8. Federal and State Data Breach Laws
The pending federal data breach legislation, although it may not pass before the end of 2009, will also be on the radar for financial institutions, says Javelin's Wills. Consideration should also be given to the number of state data breach laws, such as the ones passed in Massachusetts and Nevada's new PCI mandate, notes Herold. (Nevada passed a law mandating PCI compliance for companies that do business in the state, making it the first state to mandate PCI.) "Institutions should look at implementing encryption and need to know where to encrypt to meet compliance with growing numbers of laws that require this, such as the Massachusetts and Nevada laws." She sees there are likely more states to pass similar legislation requiring comprehensive information security programs be implemented at businesses and entities that hold personal data on its citizens.

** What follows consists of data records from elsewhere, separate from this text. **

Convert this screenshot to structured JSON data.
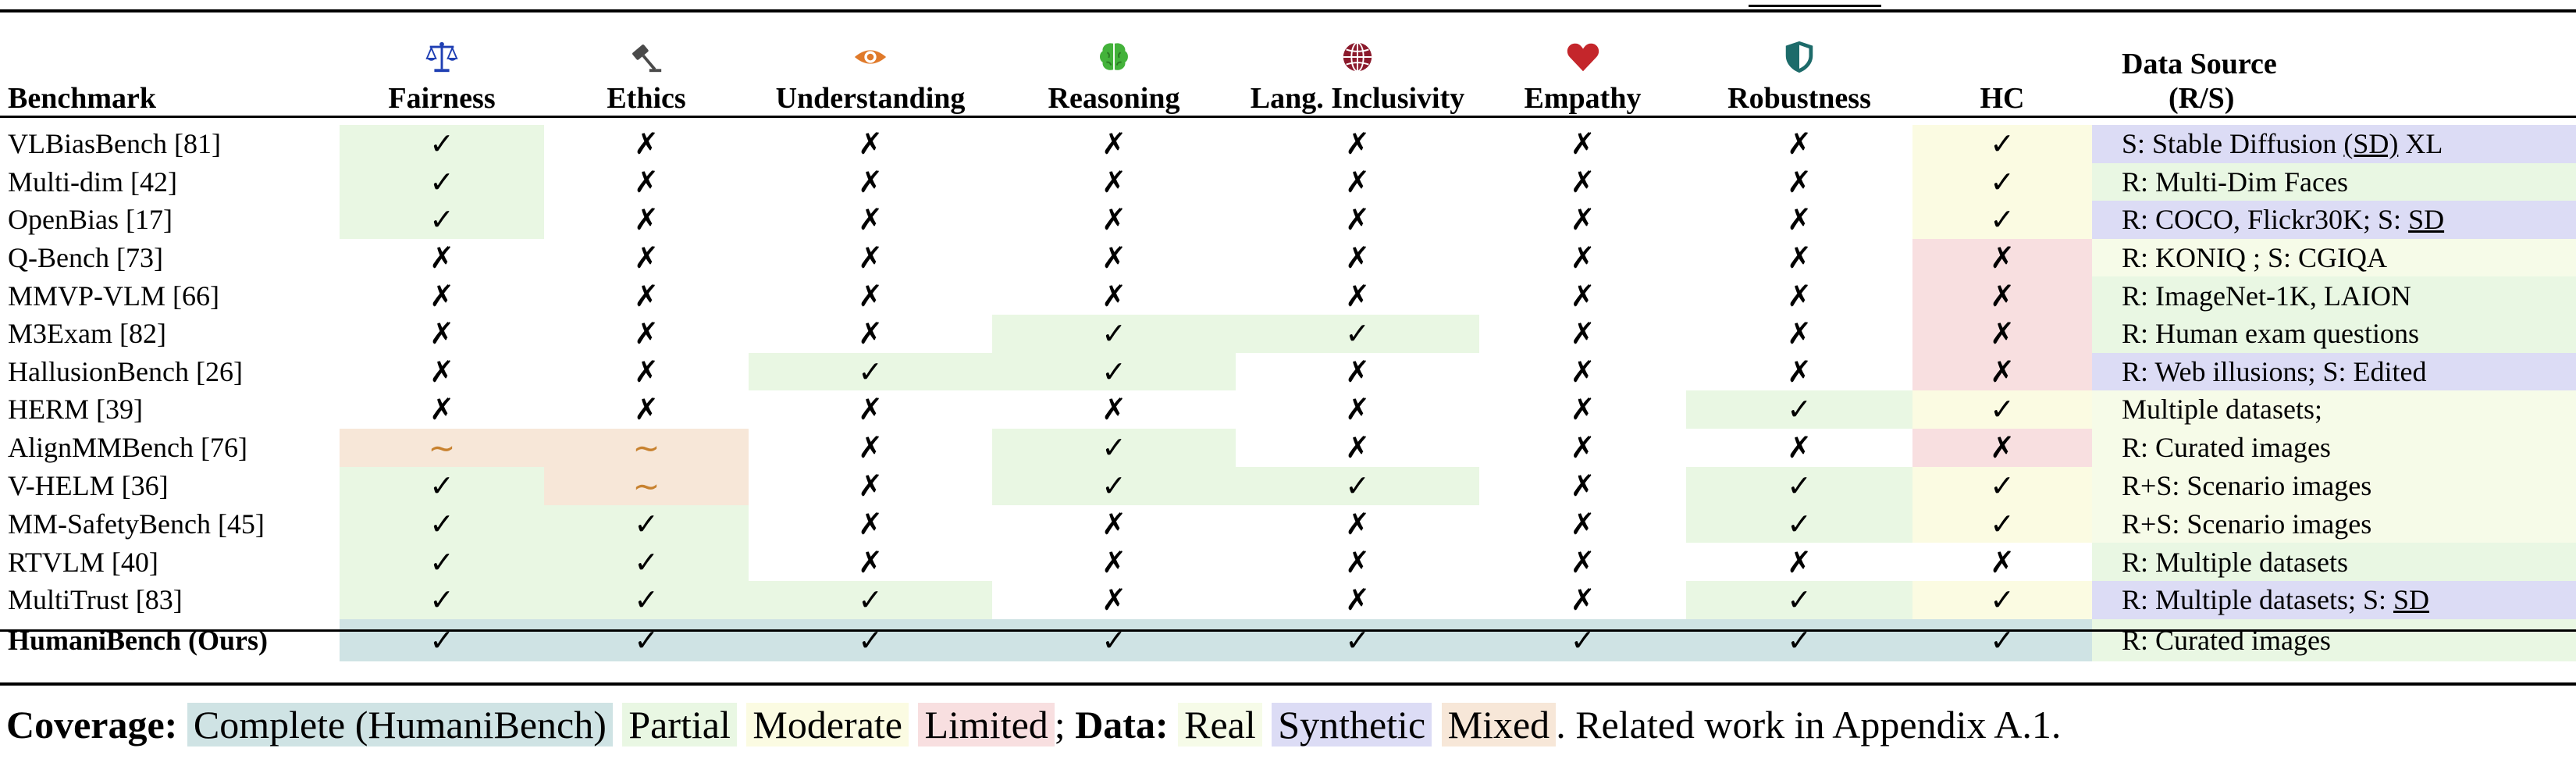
{
  "headers": {
    "benchmark": "Benchmark",
    "fairness": "Fairness",
    "ethics": "Ethics",
    "understanding": "Understanding",
    "reasoning": "Reasoning",
    "lang_inclusivity": "Lang. Inclusivity",
    "empathy": "Empathy",
    "robustness": "Robustness",
    "hc": "HC",
    "data_source_line1": "Data Source",
    "data_source_line2": "(R/S)"
  },
  "icons": {
    "fairness": {
      "name": "scales-icon",
      "color": "#1f3fb3"
    },
    "ethics": {
      "name": "gavel-icon",
      "color": "#4a4a4a"
    },
    "understanding": {
      "name": "eye-icon",
      "color": "#e07a2a"
    },
    "reasoning": {
      "name": "brain-icon",
      "color": "#43b23a"
    },
    "lang_inclusivity": {
      "name": "globe-icon",
      "color": "#8b1a2c"
    },
    "empathy": {
      "name": "heart-icon",
      "color": "#c4262b"
    },
    "robustness": {
      "name": "shield-icon",
      "color": "#1d6b6a"
    }
  },
  "symbols": {
    "check": "✓",
    "cross": "✗",
    "tilde": "∼"
  },
  "colors": {
    "complete": "#cfe3e4",
    "partial": "#e9f7e3",
    "moderate": "#fbfbe2",
    "limited": "#f8dfe0",
    "real": "#f6fbe8",
    "synthetic": "#dcdcf5",
    "mixed": "#f7e7d8"
  },
  "rows": [
    {
      "name": "VLBiasBench [81]",
      "cells": [
        [
          "check",
          "partial"
        ],
        [
          "cross",
          ""
        ],
        [
          "cross",
          ""
        ],
        [
          "cross",
          ""
        ],
        [
          "cross",
          ""
        ],
        [
          "cross",
          ""
        ],
        [
          "cross",
          ""
        ],
        [
          "check",
          "moderate"
        ]
      ],
      "source": {
        "bg": "synthetic",
        "parts": [
          {
            "t": "S: Stable Diffusion "
          },
          {
            "t": "(SD)",
            "u": true
          },
          {
            "t": " XL"
          }
        ]
      }
    },
    {
      "name": "Multi-dim [42]",
      "cells": [
        [
          "check",
          "partial"
        ],
        [
          "cross",
          ""
        ],
        [
          "cross",
          ""
        ],
        [
          "cross",
          ""
        ],
        [
          "cross",
          ""
        ],
        [
          "cross",
          ""
        ],
        [
          "cross",
          ""
        ],
        [
          "check",
          "moderate"
        ]
      ],
      "source": {
        "bg": "partial",
        "parts": [
          {
            "t": "R: Multi-Dim Faces"
          }
        ]
      }
    },
    {
      "name": "OpenBias [17]",
      "cells": [
        [
          "check",
          "partial"
        ],
        [
          "cross",
          ""
        ],
        [
          "cross",
          ""
        ],
        [
          "cross",
          ""
        ],
        [
          "cross",
          ""
        ],
        [
          "cross",
          ""
        ],
        [
          "cross",
          ""
        ],
        [
          "check",
          "moderate"
        ]
      ],
      "source": {
        "bg": "synthetic",
        "parts": [
          {
            "t": "R: COCO, Flickr30K; S: "
          },
          {
            "t": "SD",
            "u": true
          }
        ]
      }
    },
    {
      "name": "Q-Bench [73]",
      "cells": [
        [
          "cross",
          ""
        ],
        [
          "cross",
          ""
        ],
        [
          "cross",
          ""
        ],
        [
          "cross",
          ""
        ],
        [
          "cross",
          ""
        ],
        [
          "cross",
          ""
        ],
        [
          "cross",
          ""
        ],
        [
          "cross",
          "limited"
        ]
      ],
      "source": {
        "bg": "real",
        "parts": [
          {
            "t": "R: KONIQ ; S: CGIQA"
          }
        ]
      }
    },
    {
      "name": "MMVP-VLM [66]",
      "cells": [
        [
          "cross",
          ""
        ],
        [
          "cross",
          ""
        ],
        [
          "cross",
          ""
        ],
        [
          "cross",
          ""
        ],
        [
          "cross",
          ""
        ],
        [
          "cross",
          ""
        ],
        [
          "cross",
          ""
        ],
        [
          "cross",
          "limited"
        ]
      ],
      "source": {
        "bg": "partial",
        "parts": [
          {
            "t": "R: ImageNet-1K, LAION"
          }
        ]
      }
    },
    {
      "name": "M3Exam [82]",
      "cells": [
        [
          "cross",
          ""
        ],
        [
          "cross",
          ""
        ],
        [
          "cross",
          ""
        ],
        [
          "check",
          "partial"
        ],
        [
          "check",
          "partial"
        ],
        [
          "cross",
          ""
        ],
        [
          "cross",
          ""
        ],
        [
          "cross",
          "limited"
        ]
      ],
      "source": {
        "bg": "partial",
        "parts": [
          {
            "t": "R: Human exam questions"
          }
        ]
      }
    },
    {
      "name": "HallusionBench [26]",
      "cells": [
        [
          "cross",
          ""
        ],
        [
          "cross",
          ""
        ],
        [
          "check",
          "partial"
        ],
        [
          "check",
          "partial"
        ],
        [
          "cross",
          ""
        ],
        [
          "cross",
          ""
        ],
        [
          "cross",
          ""
        ],
        [
          "cross",
          "limited"
        ]
      ],
      "source": {
        "bg": "synthetic",
        "parts": [
          {
            "t": "R: Web illusions; S: Edited"
          }
        ]
      }
    },
    {
      "name": "HERM [39]",
      "cells": [
        [
          "cross",
          ""
        ],
        [
          "cross",
          ""
        ],
        [
          "cross",
          ""
        ],
        [
          "cross",
          ""
        ],
        [
          "cross",
          ""
        ],
        [
          "cross",
          ""
        ],
        [
          "check",
          "partial"
        ],
        [
          "check",
          "moderate"
        ]
      ],
      "source": {
        "bg": "real",
        "parts": [
          {
            "t": "Multiple datasets;"
          }
        ]
      }
    },
    {
      "name": "AlignMMBench [76]",
      "cells": [
        [
          "tilde",
          "mixed"
        ],
        [
          "tilde",
          "mixed"
        ],
        [
          "cross",
          ""
        ],
        [
          "check",
          "partial"
        ],
        [
          "cross",
          ""
        ],
        [
          "cross",
          ""
        ],
        [
          "cross",
          ""
        ],
        [
          "cross",
          "limited"
        ]
      ],
      "source": {
        "bg": "real",
        "parts": [
          {
            "t": "R: Curated images"
          }
        ]
      }
    },
    {
      "name": "V-HELM [36]",
      "cells": [
        [
          "check",
          "partial"
        ],
        [
          "tilde",
          "mixed"
        ],
        [
          "cross",
          ""
        ],
        [
          "check",
          "partial"
        ],
        [
          "check",
          "partial"
        ],
        [
          "cross",
          ""
        ],
        [
          "check",
          "partial"
        ],
        [
          "check",
          "moderate"
        ]
      ],
      "source": {
        "bg": "real",
        "parts": [
          {
            "t": "R+S: Scenario images"
          }
        ]
      }
    },
    {
      "name": "MM-SafetyBench [45]",
      "cells": [
        [
          "check",
          "partial"
        ],
        [
          "check",
          "partial"
        ],
        [
          "cross",
          ""
        ],
        [
          "cross",
          ""
        ],
        [
          "cross",
          ""
        ],
        [
          "cross",
          ""
        ],
        [
          "check",
          "partial"
        ],
        [
          "check",
          "moderate"
        ]
      ],
      "source": {
        "bg": "real",
        "parts": [
          {
            "t": "R+S: Scenario images"
          }
        ]
      }
    },
    {
      "name": "RTVLM  [40]",
      "cells": [
        [
          "check",
          "partial"
        ],
        [
          "check",
          "partial"
        ],
        [
          "cross",
          ""
        ],
        [
          "cross",
          ""
        ],
        [
          "cross",
          ""
        ],
        [
          "cross",
          ""
        ],
        [
          "cross",
          ""
        ],
        [
          "cross",
          ""
        ]
      ],
      "source": {
        "bg": "partial",
        "parts": [
          {
            "t": "R: Multiple datasets"
          }
        ]
      }
    },
    {
      "name": "MultiTrust [83]",
      "cells": [
        [
          "check",
          "partial"
        ],
        [
          "check",
          "partial"
        ],
        [
          "check",
          "partial"
        ],
        [
          "cross",
          ""
        ],
        [
          "cross",
          ""
        ],
        [
          "cross",
          ""
        ],
        [
          "check",
          "partial"
        ],
        [
          "check",
          "moderate"
        ]
      ],
      "source": {
        "bg": "synthetic",
        "parts": [
          {
            "t": "R: Multiple datasets; S: "
          },
          {
            "t": "SD",
            "u": true
          }
        ]
      }
    }
  ],
  "ours": {
    "name": "HumaniBench (Ours)",
    "cells": [
      [
        "check",
        "complete"
      ],
      [
        "check",
        "complete"
      ],
      [
        "check",
        "complete"
      ],
      [
        "check",
        "complete"
      ],
      [
        "check",
        "complete"
      ],
      [
        "check",
        "complete"
      ],
      [
        "check",
        "complete"
      ],
      [
        "check",
        "complete"
      ]
    ],
    "source": {
      "bg": "partial",
      "parts": [
        {
          "t": "R: Curated images"
        }
      ]
    }
  },
  "legend": {
    "coverage_label": "Coverage:",
    "complete": "Complete (HumaniBench)",
    "partial": "Partial",
    "moderate": "Moderate",
    "limited": "Limited",
    "sep": ";",
    "data_label": "Data:",
    "real": "Real",
    "synthetic": "Synthetic",
    "mixed": "Mixed",
    "trailing": ". Related work in Appendix A.1."
  }
}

The impact of Massachusetts' data breach law is something that the banking industry particularly should consider, says Larry Ponemon, President of the Ponemon Institute, a privacy research firm. "It is very strict and prescriptive in nature and, using the example of California's landmark data breach law SB1386, it is highly plausible that the law could have national implications," he says. The law, which goes into effect January 1, 2010, outlines various security measures that must be employed to safeguard consumer data, and even though banks should already be following these provisions, it also dictates how organizations that experience a breach must notify their customers. Failure to comply may result in stiff fines, so any bank with customers in Massachusetts needs to understand and prepare for this law," Ponemon advises.